For trade and business many Indian from the middle class and lower middle class travelled to China for several years. Some of them were just middle men who negotiated deals for their employers in India. Nearly a 5 to 6 flights used to ferry them to China almost everyday from cities like Delhi, Mumbai, Kolkata and Chennai to Chinese cities like Guanzhou, Hanzhou, Shanghai, Beijing and other places. Many of them were not familiar with the spread of the Covid-19 and as a result they continued travelling. These travellers contracted the disease and carried them to India. In February and early March they were hardly detained at the airport for check up. Some of these lived in cities like Jaipur, Bhupal, Indore the places that became hotspots of the disease. In March, reports of Covid-19 positive cases began to pour in from these cities.

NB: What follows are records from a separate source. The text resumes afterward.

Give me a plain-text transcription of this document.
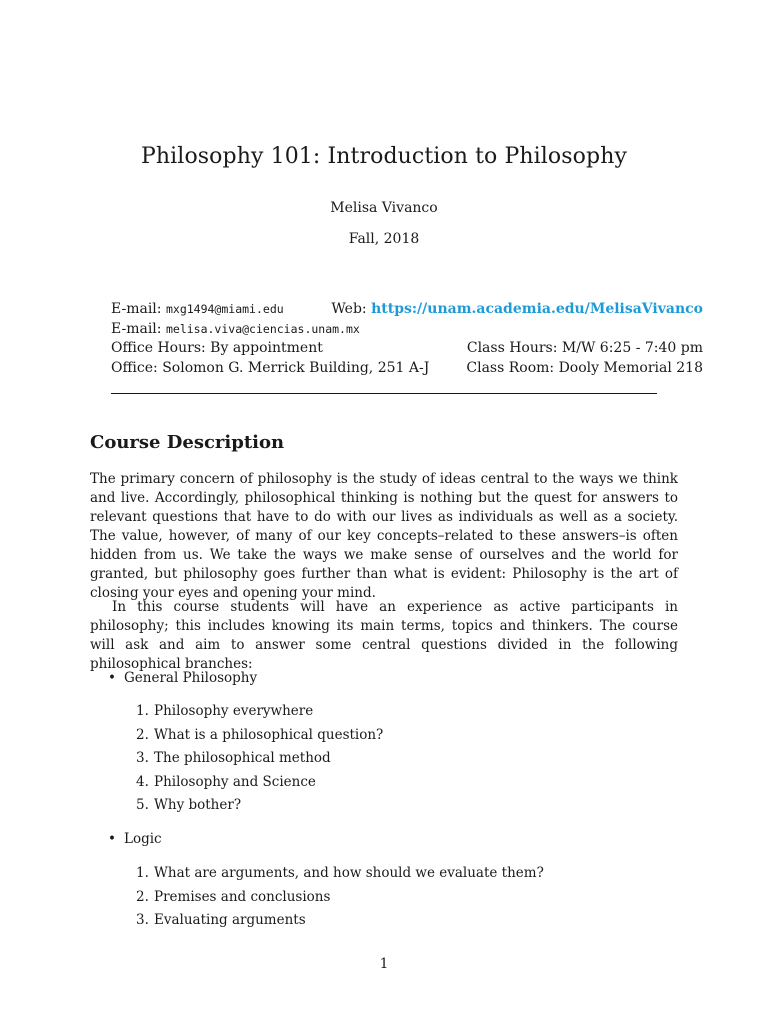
Philosophy 101: Introduction to Philosophy
Melisa Vivanco
Fall, 2018
E-mail: mxg1494@miami.edu
E-mail: melisa.viva@ciencias.unam.mx
Office Hours: By appointment
Office: Solomon G. Merrick Building, 251 A-J
Web: https://unam.academia.edu/MelisaVivanco
Class Hours: M/W 6:25 - 7:40 pm
Class Room: Dooly Memorial 218
Course Description
The primary concern of philosophy is the study of ideas central to the ways we think and live. Accordingly, philosophical thinking is nothing but the quest for answers to relevant questions that have to do with our lives as individuals as well as a society. The value, however, of many of our key concepts–related to these answers–is often hidden from us. We take the ways we make sense of ourselves and the world for granted, but philosophy goes further than what is evident: Philosophy is the art of closing your eyes and opening your mind.
In this course students will have an experience as active participants in philosophy; this includes knowing its main terms, topics and thinkers. The course will ask and aim to answer some central questions divided in the following philosophical branches:
• General Philosophy
1. Philosophy everywhere
2. What is a philosophical question?
3. The philosophical method
4. Philosophy and Science
5. Why bother?
• Logic
1. What are arguments, and how should we evaluate them?
2. Premises and conclusions
3. Evaluating arguments
1
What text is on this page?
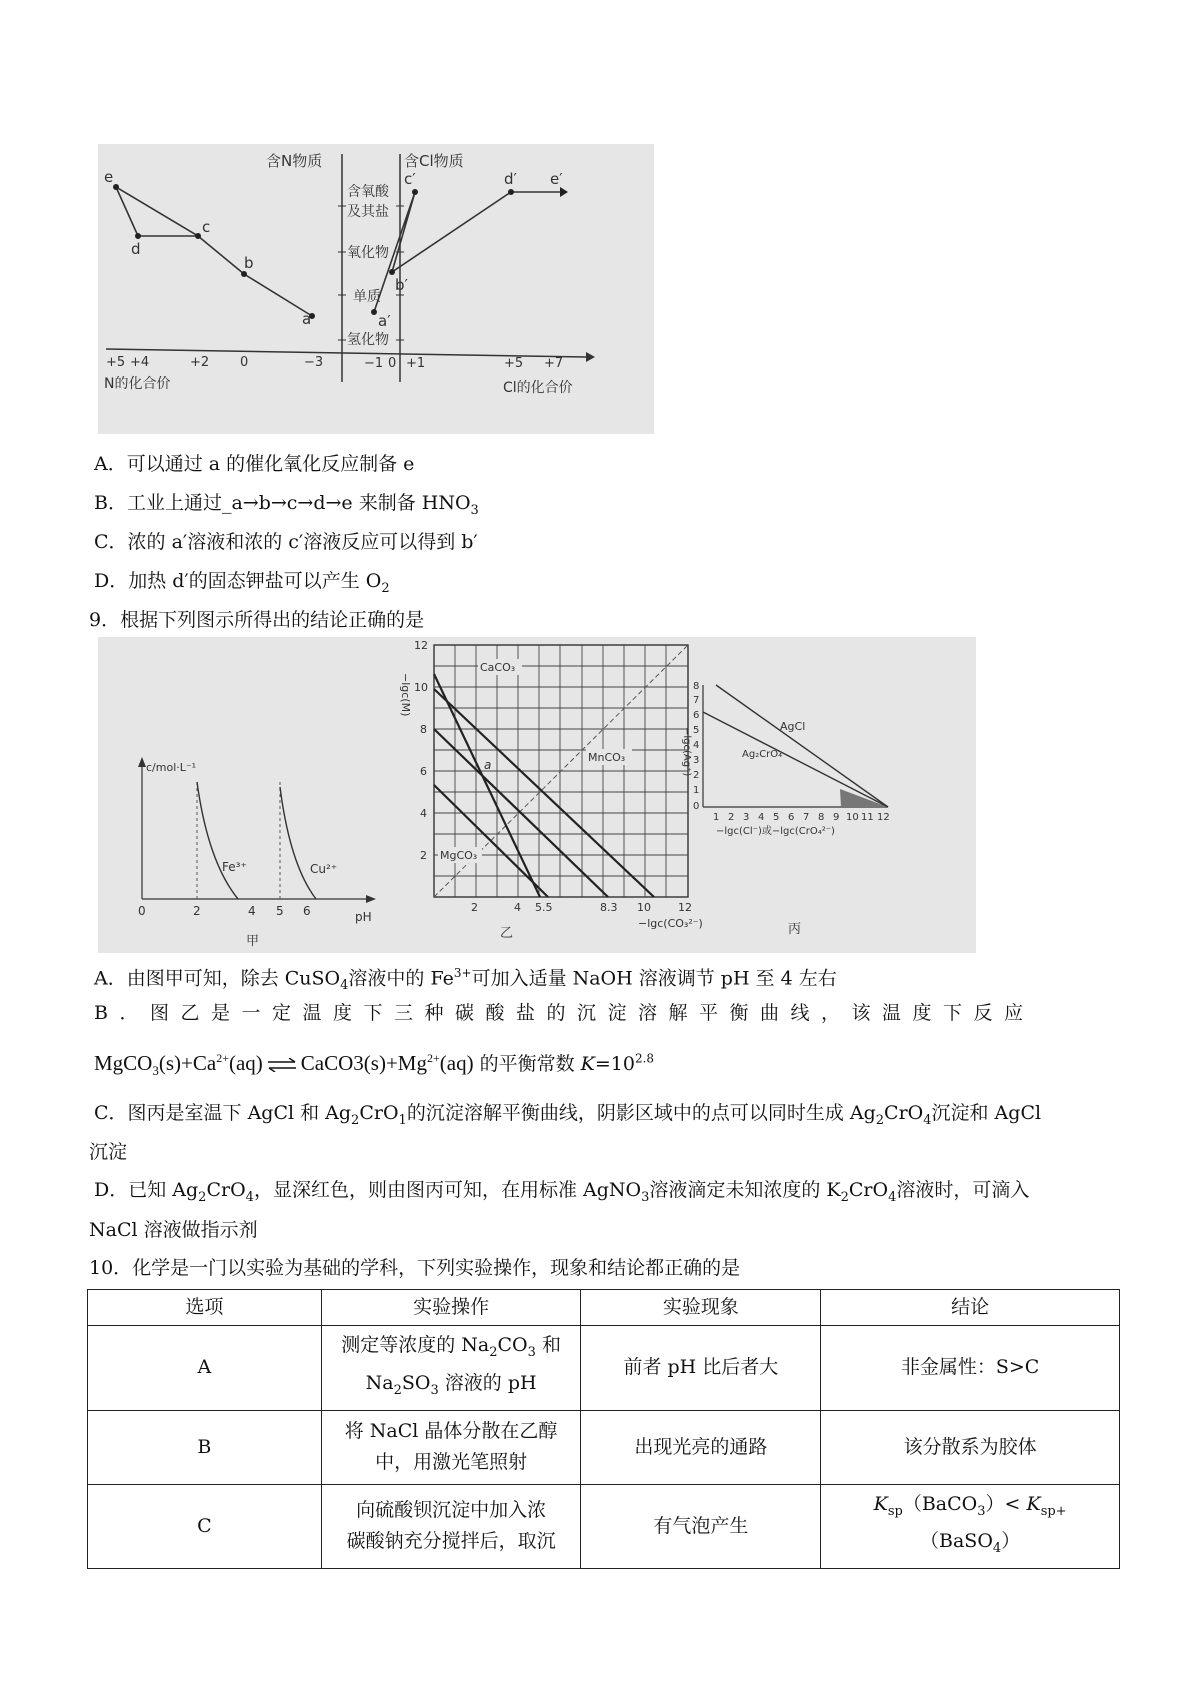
含N物质	含Cl物质
含氧酸
及其盐
氧化物
单质
氢化物
e
d
c
b
a
c′	d′ e′
b′
a′
+5 +4	+2 0	−3	−1 0 +1	+5 +7
N的化合价	Cl的化合价
A．可以通过 a 的催化氧化反应制备 e
B．工业上通过_a→b→c→d→e 来制备 $HNO_3$
C．浓的 a′溶液和浓的 c′溶液反应可以得到 b′
D．加热 d′的固态钾盐可以产生 $O_2$
9．根据下列图示所得出的结论正确的是
c/mol·L⁻¹
Fe³⁺	Cu²⁺
0	2	4 5 6	pH
甲
−lgc(M)
12
10
8
6
4
2
2	4 5.5	8.3 10 12
−lgc(CO₃²⁻)
CaCO₃
a
MnCO₃
MgCO₃
乙
−lgc(Ag⁺)
8
7
6
5
4
3
2
1
0
1 2 3 4 5 6 7 8 9 10 11 12
−lgc(Cl⁻)或−lgc(CrO₄²⁻)
AgCl
Ag₂CrO₄
丙
A．由图甲可知，除去 CuSO$_4$溶液中的 $Fe^{3+}$可加入适量 NaOH 溶液调节 pH 至 4 左右
B．图乙是一定温度下三种碳酸盐的沉淀溶解平衡曲线，该温度下反应
$MgCO_3(s)+Ca^{2+}(aq)$ ⇌ $CaCO3(s)+Mg^{2+}(aq)$ 的平衡常数 $K=10^{2.8}$
C．图丙是室温下 AgCl 和 $Ag_2CrO_1$的沉淀溶解平衡曲线，阴影区域中的点可以同时生成 $Ag_2CrO_4$沉淀和 AgCl
沉淀
D．已知 $Ag_2CrO_4$，显深红色，则由图丙可知，在用标准 AgNO$_3$溶液滴定未知浓度的 $K_2CrO_4$溶液时，可滴入
NaCl 溶液做指示剂
10．化学是一门以实验为基础的学科，下列实验操作，现象和结论都正确的是
选项	实验操作	实验现象	结论
A	测定等浓度的 $Na_2CO_3$ 和
$Na_2SO_3$ 溶液的 pH	前者 pH 比后者大	非金属性：S>C
B	将 NaCl 晶体分散在乙醇
中，用激光笔照射	出现光亮的通路	该分散系为胶体
C	向硫酸钡沉淀中加入浓
碳酸钠充分搅拌后，取沉	有气泡产生	$K_{sp}(BaCO_3)<$ $K_{sp+}(BaSO_4)$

Finally, European tourists to India from countries like Italy, U.K., France were also arriving in India to visit popular tourist destinations. One group of tourists from Italy were found infected with the virus in Jaipur in mid-March, they were immediately quarantined and treated. They interacted with several Indians, particularly with those involved in tourism business. Some tourists in Kerala too were found positive, they were sent to local hospital for treatment. One such tourist area that became hotspot was Jaipur in Rajasthan.
No official data is available on the entry of the travellers, traders, tourists, migrants and others who entered to India in the month of February, although officials kept tacking them from March, 2020. But by then it was quite late, the virus had spread to a large number of places. With the publication of reports in the media of detailed cases of individuals who were infected and then arrived in India, it was possible to know how the disease was brought by the travellers and from them went to others, how their cases were detected, and what kind of treatment they received. The case of some Italian tourists who went to visit Jaipur was reported at length in both print and electronic media. Similarly, the story of a student who arrived in Kolkata from the U.K. also received media coverage. The student arrived in Kolkata from London with the infection with infection, stayed with his family and interacted with others, in spite of having symptoms of the disease. He was sent to quarantine, tested positive and was admitted in the local hospital for treatment. This was the first case of Covid-19 in the city of Kolkata. In Delhi a Muslim sect called Jamat Tablighi organized a congregation in which a large number of travellers from countries like Malayasia, Indonesia attended. They too carried the disease and infected many attendees. Some of the infected persons in the congregation went to Kerala, Tamil Nadu, Maharashtra, West Bengal and Karnataka. They then infected others in the community.